For what it's worth, I managed to compile everything and make it run, again by reconnecting the csproj of the NpmRegistry.Wrapper, setting it to .NET10, but keeping the dependencies on .NET9..........I have no clue why or how, but it does work with the rest as-is, as in using the JsonSerializerContexts provided. Did you make any progress yourself?

That is good to hear. Unfortunately, I did not have any progress myself yet. As it is for a personal (non work-related project), time is currently very limited as I am also in the middle of a home renovation which takes more time to manage than anticipated.
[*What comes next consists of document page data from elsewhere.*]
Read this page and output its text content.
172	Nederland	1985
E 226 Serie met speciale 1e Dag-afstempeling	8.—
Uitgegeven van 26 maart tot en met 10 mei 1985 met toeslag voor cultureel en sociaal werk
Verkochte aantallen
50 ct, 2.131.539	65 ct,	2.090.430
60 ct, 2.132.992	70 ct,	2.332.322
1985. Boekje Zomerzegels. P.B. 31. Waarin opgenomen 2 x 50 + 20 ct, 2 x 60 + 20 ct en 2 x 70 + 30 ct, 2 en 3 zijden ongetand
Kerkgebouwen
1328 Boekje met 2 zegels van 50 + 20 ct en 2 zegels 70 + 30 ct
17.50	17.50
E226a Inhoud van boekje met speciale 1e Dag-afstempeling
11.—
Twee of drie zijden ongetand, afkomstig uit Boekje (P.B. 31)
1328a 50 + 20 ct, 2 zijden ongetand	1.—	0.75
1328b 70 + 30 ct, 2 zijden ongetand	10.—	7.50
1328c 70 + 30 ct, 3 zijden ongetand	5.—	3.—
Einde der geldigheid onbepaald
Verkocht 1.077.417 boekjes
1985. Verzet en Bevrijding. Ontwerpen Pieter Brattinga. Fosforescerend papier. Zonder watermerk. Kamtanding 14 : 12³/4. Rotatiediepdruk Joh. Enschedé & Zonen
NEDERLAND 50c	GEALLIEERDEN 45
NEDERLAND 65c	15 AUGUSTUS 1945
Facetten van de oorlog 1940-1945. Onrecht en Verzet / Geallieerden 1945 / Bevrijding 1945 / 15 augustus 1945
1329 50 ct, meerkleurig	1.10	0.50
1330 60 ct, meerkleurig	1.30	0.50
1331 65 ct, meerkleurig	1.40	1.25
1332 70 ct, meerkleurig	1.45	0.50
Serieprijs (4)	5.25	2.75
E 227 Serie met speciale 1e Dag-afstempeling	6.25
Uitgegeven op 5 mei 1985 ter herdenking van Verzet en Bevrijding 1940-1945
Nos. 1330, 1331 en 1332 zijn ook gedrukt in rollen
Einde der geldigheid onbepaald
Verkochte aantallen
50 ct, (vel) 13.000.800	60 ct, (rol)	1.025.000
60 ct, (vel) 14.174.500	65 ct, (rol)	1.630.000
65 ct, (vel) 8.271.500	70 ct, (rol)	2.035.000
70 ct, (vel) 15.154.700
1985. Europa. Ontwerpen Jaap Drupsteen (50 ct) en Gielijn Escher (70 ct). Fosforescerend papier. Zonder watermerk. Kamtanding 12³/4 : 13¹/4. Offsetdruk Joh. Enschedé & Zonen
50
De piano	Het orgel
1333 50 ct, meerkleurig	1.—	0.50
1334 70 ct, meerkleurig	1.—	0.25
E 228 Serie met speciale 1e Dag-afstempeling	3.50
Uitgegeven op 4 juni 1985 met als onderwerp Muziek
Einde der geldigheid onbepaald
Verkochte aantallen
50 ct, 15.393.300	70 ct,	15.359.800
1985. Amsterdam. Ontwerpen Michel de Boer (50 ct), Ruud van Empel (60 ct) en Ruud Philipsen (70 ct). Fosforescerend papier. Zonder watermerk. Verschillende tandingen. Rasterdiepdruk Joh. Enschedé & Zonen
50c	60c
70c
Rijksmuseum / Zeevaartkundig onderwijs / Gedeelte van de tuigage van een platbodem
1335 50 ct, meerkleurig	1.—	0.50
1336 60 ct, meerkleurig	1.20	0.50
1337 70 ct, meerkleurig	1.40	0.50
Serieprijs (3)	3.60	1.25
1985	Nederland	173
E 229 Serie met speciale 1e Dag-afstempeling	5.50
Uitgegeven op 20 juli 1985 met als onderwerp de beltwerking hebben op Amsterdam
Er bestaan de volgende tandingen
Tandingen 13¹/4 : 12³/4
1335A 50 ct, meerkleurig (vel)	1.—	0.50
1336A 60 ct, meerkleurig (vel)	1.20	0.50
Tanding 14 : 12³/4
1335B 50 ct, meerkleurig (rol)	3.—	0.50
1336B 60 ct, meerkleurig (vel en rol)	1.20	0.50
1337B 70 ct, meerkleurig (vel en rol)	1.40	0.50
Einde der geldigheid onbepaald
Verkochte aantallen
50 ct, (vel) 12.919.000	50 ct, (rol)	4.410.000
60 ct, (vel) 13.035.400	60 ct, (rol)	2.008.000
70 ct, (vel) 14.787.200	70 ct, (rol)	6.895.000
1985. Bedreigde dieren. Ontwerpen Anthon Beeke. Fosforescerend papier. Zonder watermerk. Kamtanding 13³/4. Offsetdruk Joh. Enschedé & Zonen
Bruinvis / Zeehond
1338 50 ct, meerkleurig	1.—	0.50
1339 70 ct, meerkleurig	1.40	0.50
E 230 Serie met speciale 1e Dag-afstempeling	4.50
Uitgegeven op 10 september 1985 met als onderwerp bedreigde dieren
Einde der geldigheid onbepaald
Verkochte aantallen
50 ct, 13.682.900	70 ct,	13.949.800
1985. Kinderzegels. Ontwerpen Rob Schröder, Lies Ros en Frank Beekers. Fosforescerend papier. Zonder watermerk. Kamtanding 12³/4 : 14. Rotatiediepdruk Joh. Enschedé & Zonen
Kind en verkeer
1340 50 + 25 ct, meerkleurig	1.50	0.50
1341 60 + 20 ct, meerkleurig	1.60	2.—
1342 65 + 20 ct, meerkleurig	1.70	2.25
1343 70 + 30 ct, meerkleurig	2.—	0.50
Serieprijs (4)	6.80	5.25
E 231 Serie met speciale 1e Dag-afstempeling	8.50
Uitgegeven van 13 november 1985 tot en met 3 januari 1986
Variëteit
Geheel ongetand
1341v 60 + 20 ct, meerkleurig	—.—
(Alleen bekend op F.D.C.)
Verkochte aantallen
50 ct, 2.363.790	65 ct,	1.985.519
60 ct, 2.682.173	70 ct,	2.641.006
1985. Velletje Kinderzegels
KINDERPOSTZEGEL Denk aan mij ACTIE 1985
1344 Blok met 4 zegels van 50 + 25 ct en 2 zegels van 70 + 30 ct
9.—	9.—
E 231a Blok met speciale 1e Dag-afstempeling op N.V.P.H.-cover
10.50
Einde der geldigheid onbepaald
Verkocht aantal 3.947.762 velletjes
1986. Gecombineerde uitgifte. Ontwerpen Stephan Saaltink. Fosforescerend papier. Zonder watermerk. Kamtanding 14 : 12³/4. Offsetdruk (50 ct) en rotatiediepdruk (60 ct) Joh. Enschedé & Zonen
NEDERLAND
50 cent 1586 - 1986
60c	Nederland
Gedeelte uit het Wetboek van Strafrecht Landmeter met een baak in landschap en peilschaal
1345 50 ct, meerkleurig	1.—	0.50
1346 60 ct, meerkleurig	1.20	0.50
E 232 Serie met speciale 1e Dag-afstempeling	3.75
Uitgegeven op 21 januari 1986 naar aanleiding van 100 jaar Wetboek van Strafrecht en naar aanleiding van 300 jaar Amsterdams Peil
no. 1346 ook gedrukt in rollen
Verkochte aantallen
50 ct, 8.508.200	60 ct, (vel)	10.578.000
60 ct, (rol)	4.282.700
However it is quite strange that just referencing the NpmRegistry.Wrapper project (instead of the NuGet package) works when setting the project to .NET10. When looking into it earlier I did the following (next to other things BTW);

  1. Fork and clone the NpmRegistry.Wrapper repository
  2. Set a new version number in the project
  3. Compile the project for .NET10
  4. Changed my NuGet.config to also load NuGet packages from the binary output folder of the NpmRegistry.Wrapper project
  5. Changed the package reference to the version I set in step 2.

This still resulted in the same MissingMethodException. It is very strange that directly referencing the csproj and setting it to .NET10 fixes the issue. It indeed seems that something is not completely correct in the NuGet package itself then for whatever reason.